Letting someone know that I am angry – perhaps even furious – with them…that is that most horrifying of all.
Bottled up angry has welled up inside me for years. Carrying it around only makes me bitter and hardened. Yet, I am at a loss of how to deal with this intense emotion.
Many of the people who hurt me have no idea that they did so or of the impact that they made. The man who belittled me for sending him a friend request on Facebook when I was struggling to understand the social norms of that site, the girls in high school who smirked at everything I said and the outfits that I wore, the boys who teased me with fake flirtation and then crude jokes – none of them understand the scars that are left on my heart and seared into my brain.
How do I confront them? Doing so seems trivial and reactive. And what would their response be? Likely, they would answer with surprise and a touch of disdain or disbelief that would only harm me more.
So I go back to the beginning, not knowing how to heal. These memories can be worked through in therapy, and I can try to forgive those who injured me. Yet, releasing the memories is something that I have never been able to accomplish.
That brings up another situation – what if the person that I am angry at is still in my life? What should my response be then?
Every time that I look at them, frustration builds up until I want to scream. Pain, deep-rooted pain that probably is not all because of them, surges through me. My attempts to reach out in kindness or be a bright light only seem to make them close me off more. That would not even be so hard, but they still manage to prick at my heart with a strangely kind remark or biting comment with a quick look in my direction.

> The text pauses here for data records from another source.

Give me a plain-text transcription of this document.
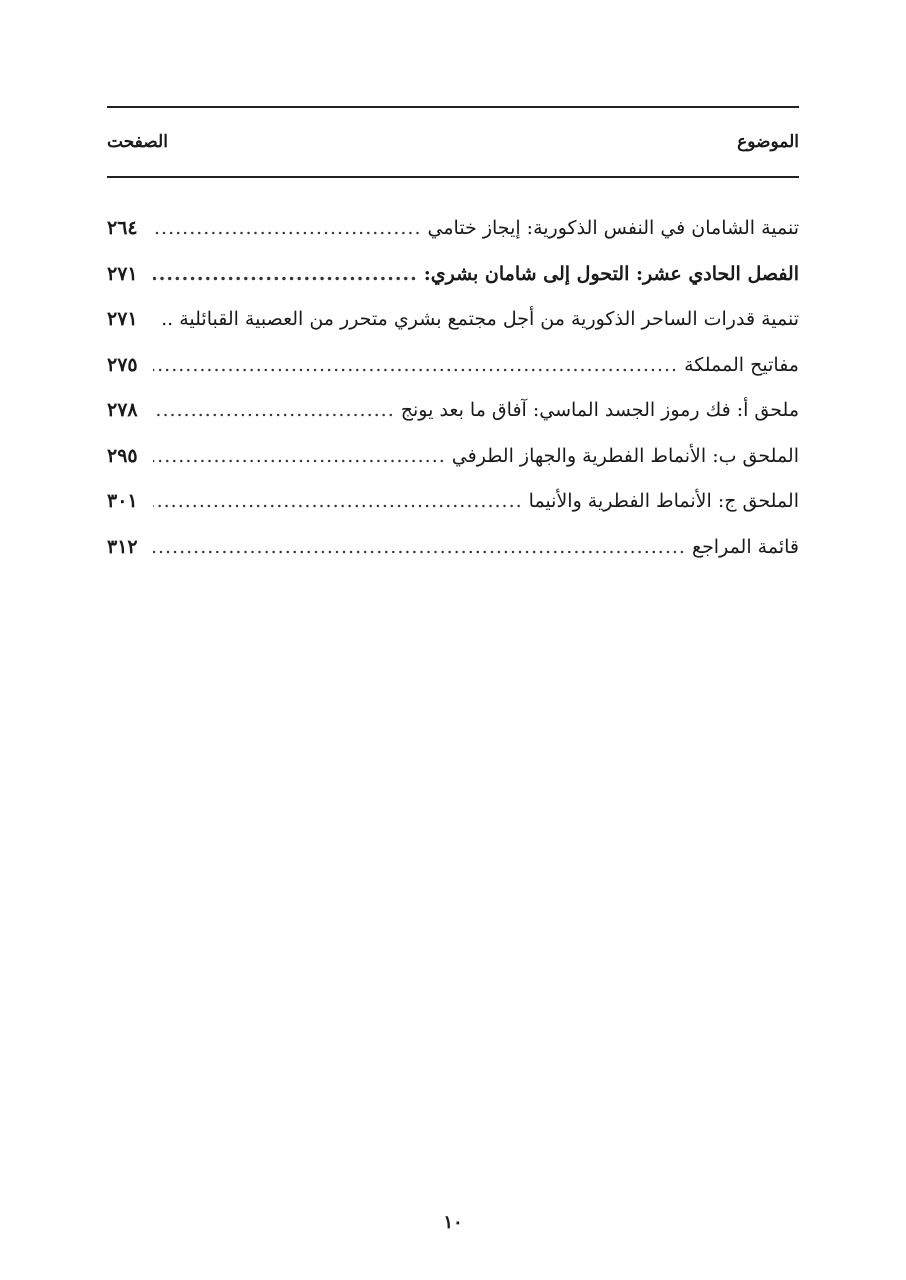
الموضوع
الصفحت
تنمية الشامان في النفس الذكورية: إيجاز ختامي
.....
٢٦٤
الفصل الحادي عشر: التحول إلى شامان بشري:
.....
٢٧١
تنمية قدرات الساحر الذكورية من أجل مجتمع بشري متحرر من العصبية القبائلية ..
٢٧١
مفاتيح المملكة
.....
٢٧٥
ملحق أ: فك رموز الجسد الماسي: آفاق ما بعد يونج
.....
٢٧٨
الملحق ب: الأنماط الفطرية والجهاز الطرفي
.....
٢٩٥
الملحق ج: الأنماط الفطرية والأنيما
.....
٣٠١
قائمة المراجع
.....
٣١٢
١٠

Well, that is how I feel was some people I am angry at right now. When I read my words, they seem so cruel and unkind. This angry is not a beautiful or happy thing. As hard as I try, I cannot force myself to have graceful, sweet anger. There apparently is no such thing, or I am just not a good enough person to achieve it.
This is a debate that I believe many people have: to confront others about their feelings or remain silent. For years, I have opted for keeping my mouth shut. Yet, the thread that binds my lips together is beginning to fray as it is softened by the tears that no one sees.